Dividend according to Nwude (2003) “is the share of the company’s legally available profits divided among the shareholders and received by the shareholders in cash (where cash is paid out) or stock (where stock is paid) or both in other forms of paper claims to wealth”. Dividend is the reward for investing in the company. Dividend plays an important role in determining the value of share in the capital market by investors. Payment of dividends satisfies the residual shareholders’ desires for some return on their investment and increases their confidence in the future of the company in which they invested their money. In addition, every investor by policy is paid dividend at the end of every financial year, net earnings remaining after paying of creditors, tax authorities, expenses, preferred stockholders are paid out as dividends “or shared between retained earnings and cash dividends” or stock dividends. This enhances the firms share value in “capital market as the demand for the stock of such good dividend paying company will increase thereby pushing the share price upwards. This is called demand push share price increase. On the other hand, retained profits can also be reinvested in the company for meeting the expansion needs, profit targets and growth records. Therefore, an effective dividend policy is extremely important for company in its desire to maximize the wealth of its stockholders. Dividend policy, according to Pandey (2003) “is the guiding principle for determining the portion of a company’s net profit after taxes to be paid out to the residual shareholders as dividend during a particular financial year.

The purpose of a dividend policy should be to maximize shareholders’ wealth, which is dependent on both current dividend and capital gains”. What happens to the value of the firm as dividend is increased, holding everything else (capital budget and borrowing) constant.

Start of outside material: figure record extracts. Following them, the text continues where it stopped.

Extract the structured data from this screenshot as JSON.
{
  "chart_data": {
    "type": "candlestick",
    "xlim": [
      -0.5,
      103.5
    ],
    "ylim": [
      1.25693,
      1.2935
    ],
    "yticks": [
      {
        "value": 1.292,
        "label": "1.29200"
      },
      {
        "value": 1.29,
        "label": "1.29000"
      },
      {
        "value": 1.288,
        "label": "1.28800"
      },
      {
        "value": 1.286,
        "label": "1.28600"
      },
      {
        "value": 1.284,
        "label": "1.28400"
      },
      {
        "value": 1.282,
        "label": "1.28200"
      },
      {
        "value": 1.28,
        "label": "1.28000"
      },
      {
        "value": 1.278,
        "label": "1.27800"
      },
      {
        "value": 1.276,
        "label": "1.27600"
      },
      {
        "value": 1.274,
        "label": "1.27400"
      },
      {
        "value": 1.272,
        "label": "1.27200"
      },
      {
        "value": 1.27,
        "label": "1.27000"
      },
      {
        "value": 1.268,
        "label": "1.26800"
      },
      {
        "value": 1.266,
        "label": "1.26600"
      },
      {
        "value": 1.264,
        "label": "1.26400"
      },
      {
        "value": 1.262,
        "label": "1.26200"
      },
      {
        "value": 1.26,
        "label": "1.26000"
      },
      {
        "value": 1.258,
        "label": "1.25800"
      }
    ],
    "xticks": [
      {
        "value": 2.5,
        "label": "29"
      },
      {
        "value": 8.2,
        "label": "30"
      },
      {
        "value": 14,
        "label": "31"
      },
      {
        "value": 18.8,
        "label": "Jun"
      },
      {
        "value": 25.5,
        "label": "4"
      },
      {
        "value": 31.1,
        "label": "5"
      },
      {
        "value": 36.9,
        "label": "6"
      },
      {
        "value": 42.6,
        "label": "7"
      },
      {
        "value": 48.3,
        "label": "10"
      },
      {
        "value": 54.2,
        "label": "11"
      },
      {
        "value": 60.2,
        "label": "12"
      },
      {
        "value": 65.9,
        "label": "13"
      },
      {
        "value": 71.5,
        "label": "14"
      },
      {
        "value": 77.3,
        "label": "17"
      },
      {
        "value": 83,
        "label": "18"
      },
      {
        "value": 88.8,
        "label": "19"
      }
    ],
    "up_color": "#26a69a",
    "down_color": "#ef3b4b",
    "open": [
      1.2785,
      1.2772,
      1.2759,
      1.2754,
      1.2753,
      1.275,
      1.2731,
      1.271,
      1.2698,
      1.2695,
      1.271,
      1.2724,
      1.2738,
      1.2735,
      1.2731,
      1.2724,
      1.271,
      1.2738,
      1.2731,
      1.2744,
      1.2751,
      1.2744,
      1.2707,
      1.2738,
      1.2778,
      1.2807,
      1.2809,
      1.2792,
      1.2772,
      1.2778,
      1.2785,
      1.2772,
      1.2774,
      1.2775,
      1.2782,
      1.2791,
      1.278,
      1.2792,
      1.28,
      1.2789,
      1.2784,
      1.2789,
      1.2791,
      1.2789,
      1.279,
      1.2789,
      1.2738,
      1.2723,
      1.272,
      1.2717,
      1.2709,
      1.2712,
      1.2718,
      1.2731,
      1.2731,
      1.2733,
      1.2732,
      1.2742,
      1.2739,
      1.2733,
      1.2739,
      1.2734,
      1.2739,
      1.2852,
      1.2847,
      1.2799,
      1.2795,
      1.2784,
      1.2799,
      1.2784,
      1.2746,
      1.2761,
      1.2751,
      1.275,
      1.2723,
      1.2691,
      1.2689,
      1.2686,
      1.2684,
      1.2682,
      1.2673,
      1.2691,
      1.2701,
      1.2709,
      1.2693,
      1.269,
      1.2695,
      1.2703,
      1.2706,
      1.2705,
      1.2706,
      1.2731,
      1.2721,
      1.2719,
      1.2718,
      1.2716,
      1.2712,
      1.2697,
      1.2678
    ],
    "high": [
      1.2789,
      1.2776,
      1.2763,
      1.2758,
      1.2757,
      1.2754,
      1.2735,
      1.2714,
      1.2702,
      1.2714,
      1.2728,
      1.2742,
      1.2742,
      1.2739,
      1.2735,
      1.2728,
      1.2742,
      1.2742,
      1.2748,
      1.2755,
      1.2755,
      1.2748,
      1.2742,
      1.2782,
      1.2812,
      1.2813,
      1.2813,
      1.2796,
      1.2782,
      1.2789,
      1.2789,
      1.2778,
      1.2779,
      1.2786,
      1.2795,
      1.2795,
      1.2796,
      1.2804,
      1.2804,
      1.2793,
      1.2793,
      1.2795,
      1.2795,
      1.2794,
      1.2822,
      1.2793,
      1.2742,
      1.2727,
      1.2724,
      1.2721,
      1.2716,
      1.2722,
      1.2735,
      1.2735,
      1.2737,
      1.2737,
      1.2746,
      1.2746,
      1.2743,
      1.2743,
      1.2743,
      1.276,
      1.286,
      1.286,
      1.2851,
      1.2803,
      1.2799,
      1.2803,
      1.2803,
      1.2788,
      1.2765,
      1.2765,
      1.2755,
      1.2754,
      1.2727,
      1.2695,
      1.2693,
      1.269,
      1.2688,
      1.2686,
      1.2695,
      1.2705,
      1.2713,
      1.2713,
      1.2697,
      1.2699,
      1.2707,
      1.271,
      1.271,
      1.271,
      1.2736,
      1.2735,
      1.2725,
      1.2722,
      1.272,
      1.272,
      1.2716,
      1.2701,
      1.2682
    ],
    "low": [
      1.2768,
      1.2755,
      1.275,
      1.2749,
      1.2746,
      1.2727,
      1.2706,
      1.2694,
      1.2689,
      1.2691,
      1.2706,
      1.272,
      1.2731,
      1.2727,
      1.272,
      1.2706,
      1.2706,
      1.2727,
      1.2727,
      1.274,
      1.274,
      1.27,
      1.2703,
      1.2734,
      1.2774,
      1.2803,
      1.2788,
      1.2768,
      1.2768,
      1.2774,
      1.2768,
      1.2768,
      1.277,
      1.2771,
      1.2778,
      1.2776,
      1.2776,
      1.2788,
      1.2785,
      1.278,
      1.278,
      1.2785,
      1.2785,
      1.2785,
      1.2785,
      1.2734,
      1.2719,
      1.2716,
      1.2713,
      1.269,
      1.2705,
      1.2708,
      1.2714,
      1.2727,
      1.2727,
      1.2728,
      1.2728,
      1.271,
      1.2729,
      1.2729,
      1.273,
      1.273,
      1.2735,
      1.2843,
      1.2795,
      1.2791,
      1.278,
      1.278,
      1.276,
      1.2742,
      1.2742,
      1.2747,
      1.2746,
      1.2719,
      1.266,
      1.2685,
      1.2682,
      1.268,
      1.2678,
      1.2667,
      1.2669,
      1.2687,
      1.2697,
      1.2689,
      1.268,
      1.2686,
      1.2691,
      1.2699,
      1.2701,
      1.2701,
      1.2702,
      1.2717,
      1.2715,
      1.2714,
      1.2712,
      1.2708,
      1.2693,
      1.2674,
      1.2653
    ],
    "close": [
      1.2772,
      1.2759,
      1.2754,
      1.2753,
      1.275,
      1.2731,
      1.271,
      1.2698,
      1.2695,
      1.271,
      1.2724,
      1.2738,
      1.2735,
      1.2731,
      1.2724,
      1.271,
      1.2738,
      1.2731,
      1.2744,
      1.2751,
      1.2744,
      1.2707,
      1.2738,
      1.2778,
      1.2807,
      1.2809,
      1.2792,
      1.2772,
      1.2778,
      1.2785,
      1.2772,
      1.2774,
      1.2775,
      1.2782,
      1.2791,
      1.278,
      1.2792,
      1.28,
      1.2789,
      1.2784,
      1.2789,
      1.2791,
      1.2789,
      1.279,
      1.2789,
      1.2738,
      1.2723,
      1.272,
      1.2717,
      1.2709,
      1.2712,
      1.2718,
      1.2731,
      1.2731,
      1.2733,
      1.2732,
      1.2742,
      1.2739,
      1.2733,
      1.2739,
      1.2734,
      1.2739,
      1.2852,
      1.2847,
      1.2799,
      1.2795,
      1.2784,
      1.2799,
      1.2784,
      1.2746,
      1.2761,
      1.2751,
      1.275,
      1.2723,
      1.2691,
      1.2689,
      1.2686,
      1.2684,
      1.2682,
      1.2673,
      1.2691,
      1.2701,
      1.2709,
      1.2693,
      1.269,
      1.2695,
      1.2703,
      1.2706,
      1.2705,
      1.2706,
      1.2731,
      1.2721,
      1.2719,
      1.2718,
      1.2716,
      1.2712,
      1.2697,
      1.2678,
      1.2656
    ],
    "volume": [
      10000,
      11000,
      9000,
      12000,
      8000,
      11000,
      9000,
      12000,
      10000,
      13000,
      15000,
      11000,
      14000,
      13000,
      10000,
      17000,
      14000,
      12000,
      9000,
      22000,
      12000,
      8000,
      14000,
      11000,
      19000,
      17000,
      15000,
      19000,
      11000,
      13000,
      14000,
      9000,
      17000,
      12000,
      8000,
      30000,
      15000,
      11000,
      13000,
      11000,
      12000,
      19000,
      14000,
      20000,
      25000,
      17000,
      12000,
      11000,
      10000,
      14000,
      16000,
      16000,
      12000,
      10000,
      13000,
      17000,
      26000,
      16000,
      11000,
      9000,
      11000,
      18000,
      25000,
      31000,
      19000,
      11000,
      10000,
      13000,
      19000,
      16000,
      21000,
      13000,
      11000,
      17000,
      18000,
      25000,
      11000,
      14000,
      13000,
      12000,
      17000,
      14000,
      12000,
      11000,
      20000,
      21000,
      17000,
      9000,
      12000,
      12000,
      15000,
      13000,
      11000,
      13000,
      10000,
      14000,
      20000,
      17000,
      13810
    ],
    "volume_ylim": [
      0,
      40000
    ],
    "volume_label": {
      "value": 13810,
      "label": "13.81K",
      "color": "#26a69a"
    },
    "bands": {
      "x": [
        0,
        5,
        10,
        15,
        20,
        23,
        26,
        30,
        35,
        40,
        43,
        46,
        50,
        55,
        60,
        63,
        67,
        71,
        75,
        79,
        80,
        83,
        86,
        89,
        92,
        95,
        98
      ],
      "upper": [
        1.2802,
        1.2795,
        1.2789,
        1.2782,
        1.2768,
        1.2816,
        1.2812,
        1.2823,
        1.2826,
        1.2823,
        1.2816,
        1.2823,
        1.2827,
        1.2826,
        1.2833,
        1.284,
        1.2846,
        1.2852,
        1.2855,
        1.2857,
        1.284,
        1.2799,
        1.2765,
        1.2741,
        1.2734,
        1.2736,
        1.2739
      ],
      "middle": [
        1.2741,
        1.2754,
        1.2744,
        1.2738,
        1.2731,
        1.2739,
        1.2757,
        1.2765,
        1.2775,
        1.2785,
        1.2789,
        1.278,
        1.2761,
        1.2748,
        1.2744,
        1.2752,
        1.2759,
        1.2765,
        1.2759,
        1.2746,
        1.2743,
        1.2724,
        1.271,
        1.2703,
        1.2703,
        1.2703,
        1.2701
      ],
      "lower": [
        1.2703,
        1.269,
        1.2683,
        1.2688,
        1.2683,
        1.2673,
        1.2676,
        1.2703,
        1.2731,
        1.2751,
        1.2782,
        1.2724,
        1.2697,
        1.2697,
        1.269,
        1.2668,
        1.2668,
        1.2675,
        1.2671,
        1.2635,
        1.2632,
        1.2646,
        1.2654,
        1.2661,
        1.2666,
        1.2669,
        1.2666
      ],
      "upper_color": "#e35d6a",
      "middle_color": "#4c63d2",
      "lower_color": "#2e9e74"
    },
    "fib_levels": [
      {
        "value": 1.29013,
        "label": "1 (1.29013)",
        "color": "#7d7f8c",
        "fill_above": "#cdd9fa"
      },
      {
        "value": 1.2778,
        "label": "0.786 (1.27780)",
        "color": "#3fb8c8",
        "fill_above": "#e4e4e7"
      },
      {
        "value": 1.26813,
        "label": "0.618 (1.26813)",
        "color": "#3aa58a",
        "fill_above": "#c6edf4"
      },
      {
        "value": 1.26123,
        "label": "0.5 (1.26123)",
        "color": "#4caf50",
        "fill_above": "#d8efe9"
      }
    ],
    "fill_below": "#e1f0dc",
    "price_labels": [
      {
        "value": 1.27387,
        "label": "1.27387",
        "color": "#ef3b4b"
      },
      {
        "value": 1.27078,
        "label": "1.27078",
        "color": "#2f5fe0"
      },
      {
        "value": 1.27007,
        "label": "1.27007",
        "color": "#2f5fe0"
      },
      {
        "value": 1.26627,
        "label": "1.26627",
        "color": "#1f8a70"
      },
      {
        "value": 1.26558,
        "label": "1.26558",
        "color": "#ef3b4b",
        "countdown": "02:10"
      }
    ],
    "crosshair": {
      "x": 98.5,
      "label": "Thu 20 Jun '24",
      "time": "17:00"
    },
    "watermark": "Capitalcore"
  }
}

Thus, it is a trade-o between a retained earnings on one hand, and distributing cash or securities on the other as follows: Maintenance of Stable Monetary Amount; the guiding policy is that firms will maintain and pay out to residual shareholders a stable amount in naira value as dividend in spite of the company’s performance during any year. Once that fixed amount is paid out from the earnings available to residual owners, any excess is retained in the business for other investment opportunities. Note: If the fixed amount is greater than the earnings available to residual owners, the deficit could be met from the revenue reserve. The implication is that if a company’s earnings per share is N5 during a year and has the policy of paying N5 divided per share every year, nothing will be left for investment purpose even though there is an investment opportunity existing or showcase. It encourages investors to pay high price for the company stock. Maintenance of Stable Payout Ratio; This is a policy in which the firm decides to pay out a fixed percentage of its net profit as dividends to residual owners. The implication is that it often leads to fluctuation in her dividend policy.

Payment of Extra Dividends Over And Above the Fixed Ratio or Fixed Amount; this policy is an addendum to the maintenance of stable monetary amount and maintenance of stable payment ratio. If the firms make excess of the net profit, the balance can be used to improve or increase the dividend amount payable under fixed rate or used to invest or as a plough-back to the business. Residual Dividend Policy; The decision here is that is to pay out whatever is left over after taken care of the capital requirements of the firms to residual owners as dividend. Therefore, effect of dividend policy on firms earnings in Nigeria will be elaborated upon in subsequent of the project work.


Effects of dividend policy on firms’ earning in Nigeria can be achieved by the selection and adoption of various dividend policy in Nigeria that will lead to improvement in shares and market value of the firms: Find the relationship between dividend policy and the determinant factors of dividend policy. The effect of dividend policy on practicing firms. To make recommendation based on the findings.